Its like the mirror image of EQ’s MMO success during the early days. EQ was successful b/c it was the first and only First-person, high quality graphics game in town for a while. It’s actual design is a piece of crap IMO. Nowadays a game with that design (cough EQ2 cough) gets stomped to pieces by the competition in the MMO market.
Meanwhile the reverse has occurred with CRPGs - it used to be a competitive market and now you have basically, Bioware, a small number of action-RPGs and weird Euro stuff. Bioware gets away with bad customer service because they can. If you want a high quality single player experience then you don’t have a lot of choice. (Mind you I’m dissing their CS, not the actual game design - their games remain quite good).
Market choice is good. And one of the consequences of the meta-trend of the death of B-list competition in some PC gaming genres is that the remaining A-list titles can get away with murder in terms of serving the customer (cough Steam cough).
Actually the last few paragraphs were just me rationalizing the fact that I’m an RPG whore :). I try to make a meta point but I cannot evade the reality: I am Bioware’s bitch :0.
Pirates is also the worst of the Premiums Modules for long load times. Dunno if it’s because of size or security or whatever. My big issue with the whole PM concept remains the need to check the validity of your game each and every time you load a save. Pirates seems pretty big on the “overwhelm and kill you stuff,” too, especially in the first section with the superpowered thieves and the crap on the island until you get a fire going. I know that I had to reload a pile of times, far more than the other modules or the original campaigns. I went in with a slightly overpowered character, too. Seems like Pirates is really geared for MP play. Which is great, but it doesn’t seem to scale down for solo play like it should.
Also, I hate RPGs that lock you into doing something incredibly stupid to advance the plot in a fixed way. After you play the module, you’ll know what I mean by this.

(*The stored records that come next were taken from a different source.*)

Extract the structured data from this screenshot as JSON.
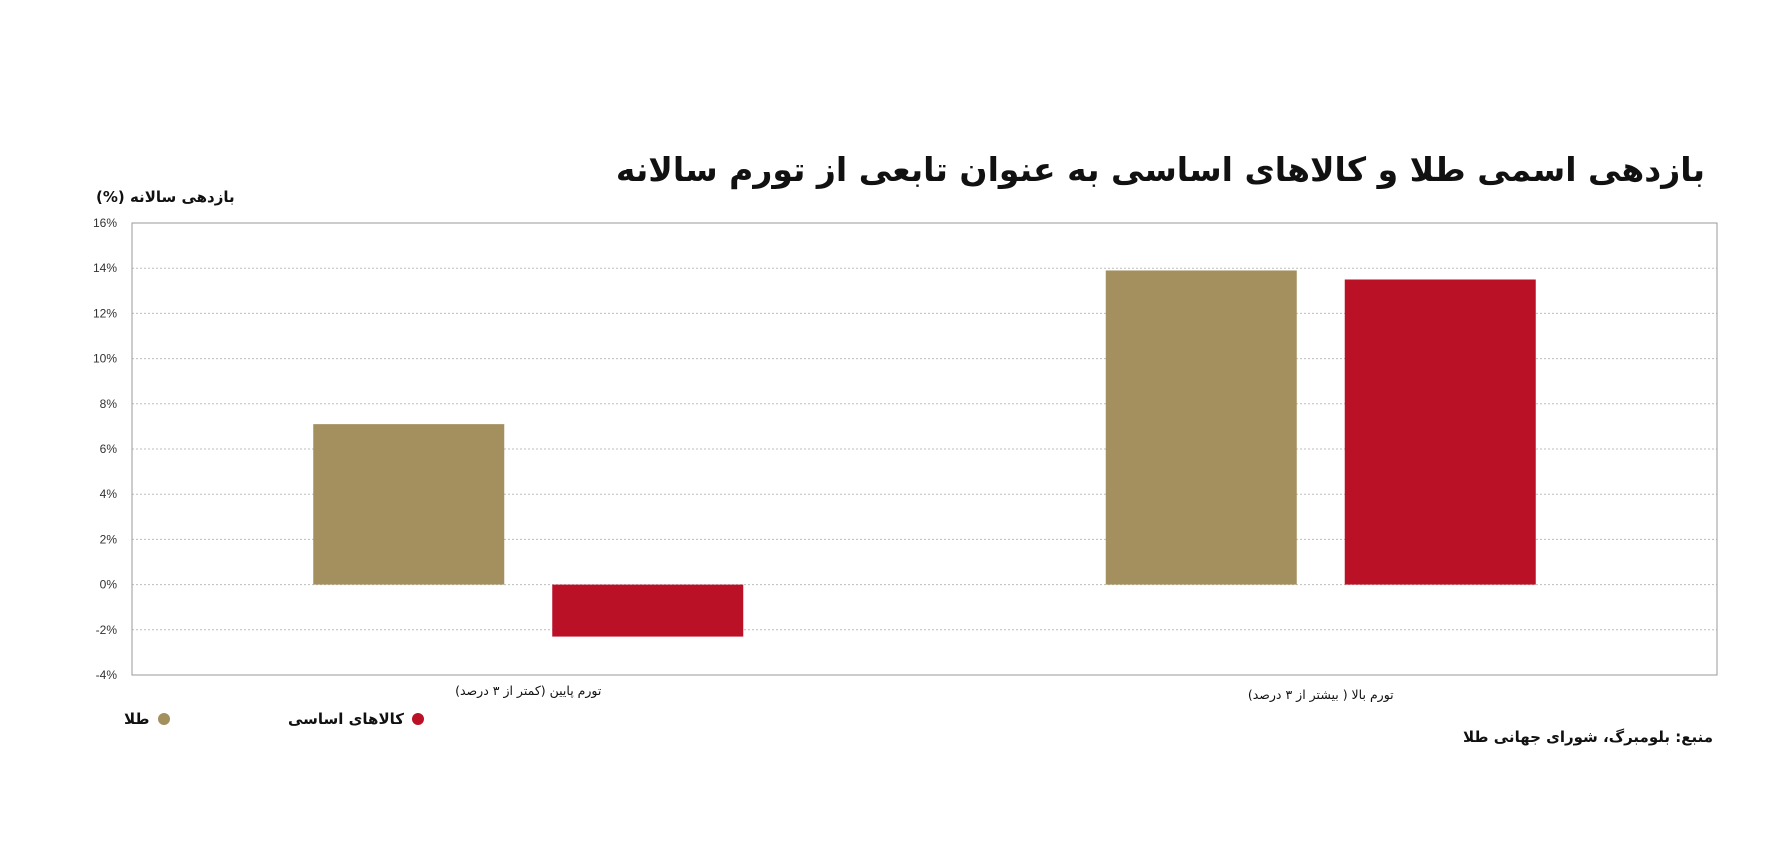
{
  "chart_data": {
    "type": "bar",
    "title": "بازدهی اسمی طلا و کالاهای اساسی به عنوان تابعی از تورم سالانه",
    "ylabel": "بازدهی سالانه (%)",
    "xlabel": "",
    "ylim": [
      -4,
      16
    ],
    "yticks": [
      -4,
      -2,
      0,
      2,
      4,
      6,
      8,
      10,
      12,
      14,
      16
    ],
    "ytick_labels": [
      "-4%",
      "-2%",
      "0%",
      "2%",
      "4%",
      "6%",
      "8%",
      "10%",
      "12%",
      "14%",
      "16%"
    ],
    "categories": [
      "تورم پایین (کمتر از ۳ درصد)",
      "تورم بالا ( بیشتر از ۳ درصد)"
    ],
    "series": [
      {
        "name": "طلا",
        "values": [
          7.1,
          13.9
        ],
        "color": "#a48f5f"
      },
      {
        "name": "کالاهای اساسی",
        "values": [
          -2.3,
          13.5
        ],
        "color": "#ba1127"
      }
    ],
    "grid": true,
    "legend_position": "bottom-left",
    "source": "منبع: بلومبرگ، شورای جهانی طلا"
  }
}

I guess as a consumer you don’t really care what the excuse is but BioWare has repeatedly said their DRM solution isn’t ideal - but it was the only way forward. They grafted it onto the initial CD-key system that was already in place because the whole live team thing was experimental and wouldn’t have proceeded otherwise. They have also said they are now working on better systems.
FWIW, there are quite a few non-premium NWN mods that are just as good as the premium ones. You might want to look into them next time you get the RPG itch. I’d recommend just about anything from the NWN Vault’s Hall of Fame or from their top-rated modules list.
Speaking of Hex Coda, I was sooo totally hyped for that module but once I got into it, I found it rather bland at first. But it really did pick up after a while, and I ended up totally digging it. I can certainly see why your wife would want to play through it several times. It sure was a big loss for Bioware not to snag that one up as a premium module.
The problem is that if you don’t buy it, companies won’t blame the DRM, they’ll just say the whole model is broken. This happens all the time – take a good idea, make a bad implementation, and then blame the idea.